5. A Northern Light, by Jennifer Donnelly. Rating: PG; 4 ½ stars
I loved the characters in this book, and I thought is was really cool that it was written as a sort of companion to An American Tragedy. It made me really want to read Tragedy.

4. The Forest of Hands and Teeth, by Carrie Ryan. Rating: PG-13; 4 ½ stars
This book was so gripping! I read it all in one sitting and spent half of that sitting in tears! It was just an excellent book.

3. The Fattening Hut, but Pat Lowry Collins. Rating: PG-13; 5 stars
The Fattening Hut is one of my favorite books. I generally make a point of reading it once a year. I think the premise is fascinating, and the book draws attention to a terrible practice often considered taboo to talk about.

2. Psyche in a Dress, by Francesca Lia Block. Rating: PG-13; 5 stars
This is another book I read pretty much in one sitting, not that that took much; the book is pretty short. I absolutely loved the sheer poetry of this book. I think Francesca Lia Block is an amazing writer, and this is the book that turned me on to her writing.

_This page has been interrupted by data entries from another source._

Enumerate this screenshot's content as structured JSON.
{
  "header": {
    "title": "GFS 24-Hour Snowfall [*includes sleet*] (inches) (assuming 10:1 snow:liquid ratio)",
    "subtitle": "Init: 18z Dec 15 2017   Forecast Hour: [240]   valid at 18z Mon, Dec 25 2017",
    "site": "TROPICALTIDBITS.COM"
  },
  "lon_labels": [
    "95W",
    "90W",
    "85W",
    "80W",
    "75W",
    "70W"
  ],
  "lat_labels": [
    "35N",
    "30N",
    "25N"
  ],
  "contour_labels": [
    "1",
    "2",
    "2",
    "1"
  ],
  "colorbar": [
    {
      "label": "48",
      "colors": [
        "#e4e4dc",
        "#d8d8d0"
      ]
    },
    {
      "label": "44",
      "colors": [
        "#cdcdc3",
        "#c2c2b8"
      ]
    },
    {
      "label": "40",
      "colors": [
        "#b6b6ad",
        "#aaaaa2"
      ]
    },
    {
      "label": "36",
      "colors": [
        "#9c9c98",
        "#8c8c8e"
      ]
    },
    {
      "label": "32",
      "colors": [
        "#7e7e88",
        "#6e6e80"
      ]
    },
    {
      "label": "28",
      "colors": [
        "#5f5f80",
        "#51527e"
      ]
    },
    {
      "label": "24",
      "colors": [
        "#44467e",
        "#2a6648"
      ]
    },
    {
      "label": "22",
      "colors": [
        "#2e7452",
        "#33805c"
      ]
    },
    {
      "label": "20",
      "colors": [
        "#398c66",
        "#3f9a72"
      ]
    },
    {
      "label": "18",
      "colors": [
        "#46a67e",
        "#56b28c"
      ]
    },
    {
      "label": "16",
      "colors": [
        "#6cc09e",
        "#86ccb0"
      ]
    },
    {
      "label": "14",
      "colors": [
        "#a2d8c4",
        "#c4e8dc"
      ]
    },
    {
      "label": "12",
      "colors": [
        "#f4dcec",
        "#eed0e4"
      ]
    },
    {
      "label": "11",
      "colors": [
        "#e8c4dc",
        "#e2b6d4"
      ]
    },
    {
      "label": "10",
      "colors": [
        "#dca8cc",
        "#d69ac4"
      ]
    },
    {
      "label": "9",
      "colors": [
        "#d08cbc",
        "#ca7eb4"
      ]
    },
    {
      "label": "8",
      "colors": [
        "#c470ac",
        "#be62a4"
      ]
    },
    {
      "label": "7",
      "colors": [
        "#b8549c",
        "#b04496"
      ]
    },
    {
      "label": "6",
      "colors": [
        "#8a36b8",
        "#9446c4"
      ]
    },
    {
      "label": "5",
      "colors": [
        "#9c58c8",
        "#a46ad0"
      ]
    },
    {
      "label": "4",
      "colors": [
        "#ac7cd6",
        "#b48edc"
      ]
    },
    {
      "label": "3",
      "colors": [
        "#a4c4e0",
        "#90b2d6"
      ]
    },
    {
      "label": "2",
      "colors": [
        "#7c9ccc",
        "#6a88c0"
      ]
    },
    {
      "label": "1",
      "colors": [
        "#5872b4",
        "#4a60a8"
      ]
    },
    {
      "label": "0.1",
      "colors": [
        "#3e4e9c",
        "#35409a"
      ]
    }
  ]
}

1. Graceling, by Kristin Cashore. Rating: PG-13; 5 stars
I'll admit it: part of the reason I picked up this book was because it had my name in the title. That and the sword on the cover really drew me in. Still, I am so glad I picked it up. True, this book isn't as literary as some of my other top ten picks, but it is definitely my favorite book of the past year. I love the characters, love the story, just love everything about it! If you haven't read this, you really need to!

(in no particular order)

The Nature of Monsters, by Clare Clark (MATURE CONTENT)
Castle Waiting, by Linda Medley (graphic novel)
God Went to Beauty School, by Cynthia Rylant (poetry)
Weetzie Bat, by Francesca Lia Block (young adult fiction)
Two Girls of Gettysburg, by Lisa Klein (young adult fiction)
The Amaranth Enchantment, by Julie Berry (young adult fiction)
Lolita, by Vladimir Nabokov (MATURE CONTENT)
The History of Love, by Nicole Krauss (adult fiction)
Interpreter of Maladies, by Jhumpa Lahiri (adult fiction/short stories)

And yes, I really could only limit my top books of the year to nineteen. Sorry.